Introduction to Haskell


This document gives an introduction to the basics of the functional programming language Haskell. The main points we cover are using the Haskell interpreter, expressions, operators and functions in Haskell, as well as notational constructs for guards and local definitions

Contents



The Haskell Interpreter

Just like Java, Haskell is both a compiled and an interpreted language. Haskell programs, consisting of function definitions are written in source files, which are compiled (a difference between Haskell and Java is that compilation is done by the interpreter). Expressions can then be typed in to the Haskell interpreter; evaluation of these expressions may involve using compiled code.

On the departmental network, the Haskell interpreter is invoked by typing hugs at the Unix prompt (if this doesn't work, check that /usr/bin is in your PATH variable). You should then see something like the following:


Snapshot of a terminal window running hugs


Typing :quit or :q at the prompt will exit the hugs interpreter. (This is an example of a command to the interpreter; apart from obeying commands, the other thing that the interpreter does is evaluate expressions)



Expressions

Expressions in Haskell are built from constants, operators and function application (and brackets).

Constants
are literal denotations, for example 2, -3.45, True, 'a', "hello" and [1,3,5]. Note that all expressions in Haskell are typed: the types of the above examples are, respectively, Integer, Float, Bool, Char, String, and List-of-Integers (which is written as [Integer] in Haskell).

 
Operators
include the standard arithmetic and boolean operators, as well as operators that work on lists.

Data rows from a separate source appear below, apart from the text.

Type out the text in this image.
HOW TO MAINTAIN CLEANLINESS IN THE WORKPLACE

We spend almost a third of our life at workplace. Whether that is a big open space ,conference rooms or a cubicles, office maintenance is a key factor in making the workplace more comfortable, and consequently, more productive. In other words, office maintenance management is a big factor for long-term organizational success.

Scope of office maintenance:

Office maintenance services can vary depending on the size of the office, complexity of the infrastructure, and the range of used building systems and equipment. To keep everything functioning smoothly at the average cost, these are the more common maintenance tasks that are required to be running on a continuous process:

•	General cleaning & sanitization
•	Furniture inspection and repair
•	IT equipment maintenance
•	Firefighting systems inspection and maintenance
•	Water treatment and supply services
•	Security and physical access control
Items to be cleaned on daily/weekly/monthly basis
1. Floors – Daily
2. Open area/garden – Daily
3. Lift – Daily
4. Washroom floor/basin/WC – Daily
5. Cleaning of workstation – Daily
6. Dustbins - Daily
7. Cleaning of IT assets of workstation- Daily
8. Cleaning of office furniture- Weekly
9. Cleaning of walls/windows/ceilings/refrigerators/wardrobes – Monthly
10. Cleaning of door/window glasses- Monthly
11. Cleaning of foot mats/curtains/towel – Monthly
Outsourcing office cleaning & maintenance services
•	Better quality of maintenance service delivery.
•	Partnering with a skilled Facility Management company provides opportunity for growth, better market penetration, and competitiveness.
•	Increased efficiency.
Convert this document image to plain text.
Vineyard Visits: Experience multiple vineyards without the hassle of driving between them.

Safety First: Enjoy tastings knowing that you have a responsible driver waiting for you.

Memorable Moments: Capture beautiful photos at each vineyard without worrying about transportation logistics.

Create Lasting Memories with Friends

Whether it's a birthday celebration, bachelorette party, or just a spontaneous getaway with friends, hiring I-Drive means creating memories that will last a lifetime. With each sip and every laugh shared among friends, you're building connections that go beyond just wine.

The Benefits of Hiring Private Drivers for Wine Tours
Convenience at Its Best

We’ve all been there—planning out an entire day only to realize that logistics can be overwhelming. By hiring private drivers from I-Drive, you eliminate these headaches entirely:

The following table lists some of the more useful Haskell operations, in decreasing binding power from top to bottom:
 
. function composition
*, /, ^ multiplication, division, exponentiation
+, - addition, subtraction
:, ++ add to list, concatenate lists
==, /=, <=, etc equality, inequality, comparison operators
&& logical and
|| logical or

 
Function application
is written in Prefix Notation. Thus, to apply a function even to a number such as 39, we write even 39 (which will evaluate to False).

 
Brackets
are used to disambiguate expressions and to force evaluation of subexpressions contained in brackets before evaluation of the whole expression. For example, 2 + 4 * 6 evaluates to 26, whereas (2+4) * 6 evaluates to 36. Note that function application binds tighter than all other operators, so that twice 2 + 1 evaluates to 5 (and twice -2 will produce a syntax error, because the interpreter will parse it as (twice -) 2).
A snapshot showing hugs evaluating various expressions is given below:


Snapshot of hugs evaluating expressions



Types

Haskell is a strongly typed language, which means that all expressions must be built up from operands of the appropriate type. Among the built-in basic types are:
 
Integer unbounded integer numbers
Int 32-bit integer numbers
Rational unbounded rational numbers
Float, Double single- and double-precision floating-point numbers
Bool Boolean values (True, False)
Char characters, e.g., 'a'

 

Whereas Int has a fixed capacity for storing integers (32 bits, so the largest number of this type is 2147483647), there is in principle no bound on the size of numbers of type Integer (the actual bound in practice is determined by the memory capacity of the machine on which the interpreter is running). The Haskell interpreter will, for example, quickly evaluate expressions like 2^400 + 2^500.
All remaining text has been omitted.